KORKUYORUM ANNE
Reha ERDEM'in yazıp yönettiği 2004 yapımı psikolojik komedi türünde bir filmdir. Zaman da dahil olmak üzere filmde hiçbir şey belirgin değildir. Olaylar Ali karakterinin hafızasını yitirmesi ile başlar ve güzel detaylar üzerinden devam eder.
Ben sizlere bu yazıda Ali karakterinin psikolojik analizini yapacağım.
GİRİŞ
Korkuyorum Anne
filminde karakterimiz Ali 38 yaşında çalışmayı pek sevmeyen, bir taksi
şoförüdür.

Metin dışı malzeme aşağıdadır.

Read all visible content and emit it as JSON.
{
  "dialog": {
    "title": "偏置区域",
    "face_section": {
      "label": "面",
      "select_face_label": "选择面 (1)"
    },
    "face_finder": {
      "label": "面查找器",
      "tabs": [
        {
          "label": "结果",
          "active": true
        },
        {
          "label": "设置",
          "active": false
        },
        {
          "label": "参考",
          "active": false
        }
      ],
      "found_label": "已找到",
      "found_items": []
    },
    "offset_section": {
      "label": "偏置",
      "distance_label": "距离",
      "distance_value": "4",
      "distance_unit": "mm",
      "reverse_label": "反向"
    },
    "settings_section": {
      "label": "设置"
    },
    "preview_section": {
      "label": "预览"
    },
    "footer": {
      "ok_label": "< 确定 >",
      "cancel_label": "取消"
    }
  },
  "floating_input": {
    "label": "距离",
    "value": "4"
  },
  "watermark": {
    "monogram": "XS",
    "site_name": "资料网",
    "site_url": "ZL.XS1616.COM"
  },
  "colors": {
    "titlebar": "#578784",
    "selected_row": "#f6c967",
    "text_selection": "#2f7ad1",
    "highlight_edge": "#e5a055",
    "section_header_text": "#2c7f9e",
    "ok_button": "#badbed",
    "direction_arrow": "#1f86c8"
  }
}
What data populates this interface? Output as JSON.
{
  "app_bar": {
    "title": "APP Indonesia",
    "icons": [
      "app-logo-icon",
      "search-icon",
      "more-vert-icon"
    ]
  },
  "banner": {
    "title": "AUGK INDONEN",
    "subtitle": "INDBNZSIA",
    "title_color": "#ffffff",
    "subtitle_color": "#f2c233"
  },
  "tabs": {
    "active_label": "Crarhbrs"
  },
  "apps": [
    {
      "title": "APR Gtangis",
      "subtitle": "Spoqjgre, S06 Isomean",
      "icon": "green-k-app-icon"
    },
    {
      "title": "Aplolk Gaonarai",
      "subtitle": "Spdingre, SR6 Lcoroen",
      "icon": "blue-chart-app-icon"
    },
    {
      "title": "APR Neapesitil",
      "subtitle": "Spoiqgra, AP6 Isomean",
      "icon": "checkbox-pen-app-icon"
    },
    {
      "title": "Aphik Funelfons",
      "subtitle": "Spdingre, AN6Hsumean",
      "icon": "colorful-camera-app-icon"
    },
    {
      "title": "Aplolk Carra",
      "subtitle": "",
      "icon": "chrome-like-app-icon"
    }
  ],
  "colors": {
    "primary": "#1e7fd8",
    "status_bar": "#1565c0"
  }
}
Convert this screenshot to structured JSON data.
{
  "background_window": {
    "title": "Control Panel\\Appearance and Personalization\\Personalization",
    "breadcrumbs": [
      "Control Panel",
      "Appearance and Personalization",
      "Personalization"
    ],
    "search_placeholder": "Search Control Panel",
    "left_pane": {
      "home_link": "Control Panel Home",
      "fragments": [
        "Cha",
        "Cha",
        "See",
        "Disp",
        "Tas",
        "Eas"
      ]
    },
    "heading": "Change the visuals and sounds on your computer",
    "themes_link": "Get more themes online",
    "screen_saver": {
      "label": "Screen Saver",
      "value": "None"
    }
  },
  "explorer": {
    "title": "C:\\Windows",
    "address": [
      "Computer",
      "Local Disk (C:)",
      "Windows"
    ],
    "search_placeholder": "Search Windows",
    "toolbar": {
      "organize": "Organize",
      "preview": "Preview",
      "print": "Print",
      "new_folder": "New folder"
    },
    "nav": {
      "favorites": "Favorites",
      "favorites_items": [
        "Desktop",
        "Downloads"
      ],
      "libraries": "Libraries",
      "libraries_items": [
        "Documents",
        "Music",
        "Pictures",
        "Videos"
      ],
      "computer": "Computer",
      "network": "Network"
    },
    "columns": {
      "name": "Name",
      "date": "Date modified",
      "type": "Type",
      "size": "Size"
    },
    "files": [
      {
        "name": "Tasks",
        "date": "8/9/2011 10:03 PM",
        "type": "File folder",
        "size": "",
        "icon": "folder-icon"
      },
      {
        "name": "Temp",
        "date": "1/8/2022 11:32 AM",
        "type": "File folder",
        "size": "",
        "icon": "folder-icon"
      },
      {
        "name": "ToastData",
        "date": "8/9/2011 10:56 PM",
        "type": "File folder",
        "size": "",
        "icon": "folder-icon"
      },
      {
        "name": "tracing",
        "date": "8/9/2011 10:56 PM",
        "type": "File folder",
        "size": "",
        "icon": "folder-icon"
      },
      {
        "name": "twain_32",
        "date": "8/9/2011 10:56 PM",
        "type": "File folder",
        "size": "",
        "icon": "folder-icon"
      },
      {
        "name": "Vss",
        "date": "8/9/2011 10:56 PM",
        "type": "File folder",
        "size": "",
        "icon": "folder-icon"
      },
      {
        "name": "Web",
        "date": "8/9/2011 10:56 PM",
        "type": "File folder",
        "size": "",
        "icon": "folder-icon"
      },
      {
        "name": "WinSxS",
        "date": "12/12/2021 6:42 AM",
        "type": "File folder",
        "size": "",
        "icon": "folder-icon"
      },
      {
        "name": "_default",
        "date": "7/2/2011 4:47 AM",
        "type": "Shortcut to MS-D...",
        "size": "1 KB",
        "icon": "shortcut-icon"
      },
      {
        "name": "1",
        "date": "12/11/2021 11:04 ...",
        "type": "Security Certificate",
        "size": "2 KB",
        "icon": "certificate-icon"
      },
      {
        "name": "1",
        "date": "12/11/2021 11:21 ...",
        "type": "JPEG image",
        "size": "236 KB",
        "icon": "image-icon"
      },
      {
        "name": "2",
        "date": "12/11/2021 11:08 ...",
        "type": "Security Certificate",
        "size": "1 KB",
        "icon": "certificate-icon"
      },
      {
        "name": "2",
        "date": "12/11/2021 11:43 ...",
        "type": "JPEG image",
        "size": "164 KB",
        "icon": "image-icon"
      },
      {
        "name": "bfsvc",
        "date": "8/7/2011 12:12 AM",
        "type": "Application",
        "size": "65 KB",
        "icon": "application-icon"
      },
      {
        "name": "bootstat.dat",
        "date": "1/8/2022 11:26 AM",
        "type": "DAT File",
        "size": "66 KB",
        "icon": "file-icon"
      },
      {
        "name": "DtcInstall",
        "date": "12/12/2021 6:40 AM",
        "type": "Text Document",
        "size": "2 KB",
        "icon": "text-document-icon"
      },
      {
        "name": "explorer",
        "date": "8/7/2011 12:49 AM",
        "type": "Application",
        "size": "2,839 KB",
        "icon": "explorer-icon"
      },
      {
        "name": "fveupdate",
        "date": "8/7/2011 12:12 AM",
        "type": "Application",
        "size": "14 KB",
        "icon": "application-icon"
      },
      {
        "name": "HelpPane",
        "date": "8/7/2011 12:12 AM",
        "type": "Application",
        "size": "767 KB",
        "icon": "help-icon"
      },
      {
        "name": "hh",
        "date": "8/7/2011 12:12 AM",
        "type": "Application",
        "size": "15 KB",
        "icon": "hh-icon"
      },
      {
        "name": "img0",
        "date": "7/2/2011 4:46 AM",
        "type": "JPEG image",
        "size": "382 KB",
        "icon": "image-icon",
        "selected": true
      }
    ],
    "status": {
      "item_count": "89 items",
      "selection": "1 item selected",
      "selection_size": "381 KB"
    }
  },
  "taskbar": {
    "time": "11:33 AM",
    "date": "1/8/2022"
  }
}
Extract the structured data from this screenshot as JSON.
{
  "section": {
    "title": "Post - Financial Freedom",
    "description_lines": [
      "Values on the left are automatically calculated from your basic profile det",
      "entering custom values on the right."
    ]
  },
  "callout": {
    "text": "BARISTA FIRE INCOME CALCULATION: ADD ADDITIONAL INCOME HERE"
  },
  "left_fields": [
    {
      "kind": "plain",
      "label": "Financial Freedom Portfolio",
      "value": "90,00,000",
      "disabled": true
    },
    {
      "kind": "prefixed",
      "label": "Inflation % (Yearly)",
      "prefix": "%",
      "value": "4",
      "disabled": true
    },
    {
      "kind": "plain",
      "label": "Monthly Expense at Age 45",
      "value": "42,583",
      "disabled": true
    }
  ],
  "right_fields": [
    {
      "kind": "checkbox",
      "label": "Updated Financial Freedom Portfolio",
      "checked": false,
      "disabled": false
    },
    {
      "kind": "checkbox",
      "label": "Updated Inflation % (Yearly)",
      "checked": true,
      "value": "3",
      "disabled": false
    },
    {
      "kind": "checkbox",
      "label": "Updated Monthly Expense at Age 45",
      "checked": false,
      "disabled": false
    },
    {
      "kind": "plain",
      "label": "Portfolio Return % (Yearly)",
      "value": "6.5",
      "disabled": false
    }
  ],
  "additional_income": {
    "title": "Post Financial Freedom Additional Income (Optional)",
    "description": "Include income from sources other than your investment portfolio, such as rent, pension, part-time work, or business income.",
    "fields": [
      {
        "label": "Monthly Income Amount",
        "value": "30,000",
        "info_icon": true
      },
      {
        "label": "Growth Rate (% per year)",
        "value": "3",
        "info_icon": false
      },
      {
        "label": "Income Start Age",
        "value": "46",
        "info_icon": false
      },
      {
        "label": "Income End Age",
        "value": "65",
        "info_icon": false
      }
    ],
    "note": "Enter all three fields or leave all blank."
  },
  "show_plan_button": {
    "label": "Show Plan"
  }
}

Bebekliğinde annesini kaybetmiş ve otoriter bir babayla birlikte
büyümüştür. Apartman sakinleri arasında sıkı bir ilişki olduğundan her biri
aile bireyleri kadar yakındır.
Filmimiz bir kuyumcu soygunuyla başlar. Karakterimiz Ali’nin
bu soyguna karıştığı iddia edilir. Fakat
Ali başına aldığı darbelerden dolayı hafızasını kaybetmiş, bu konuya dair
hiçbir şey hatırlamamaktadır. Apartman sakinleri Ali’nin hafızasını yerine
getirmeye çalışmaktadır. Ali bazı kişileri ve anılarını hatırlamaya başlar
fakat bir türlü babasını hatırlamaz. Babası Rasih Bey bu duruma oldukça
bozulmuştur. Rasih Bey, bir yandan Ali’ye kendini hatırlatmaya çalışırken bir
yandan da her zaman yaptığı gibi onu aşağılamıştır. Çeşitli küçük gelişmeler ve
detaylar üzerinden film devam etmiştir. Final bölümünde Ali komşularıyla
birlikte deniz kenarında sohbet ediyorlarken çıkan bir gerginlik sonucu komşusu
Keten yüksek bir kayaya tırmanmış ve Ali de arkasından onu takip etmiştir. Ali
ve Keten kayanın üzerinde birbirlerinin koluna girmiş ve Keten “Korkuyorum
Anne” diye bağırarak film bitmiştir.
FİLMDEN ANALİZLER
VE KAVRAMSAL AÇIKLAMALAR
Genel olarak filmdeki Ali karakterine dair bir analiz
yaptığımızda görülen belirtilerden bazıları şunlardır;
Nöropsikolojik yaklaşım;
Filmde Ali’nin ağaçtan düşerek yaralandığı görülmektedir. Bu
düşme esnasında başına aldığı darbelerden sonra bir kafa travması geçirmiştir.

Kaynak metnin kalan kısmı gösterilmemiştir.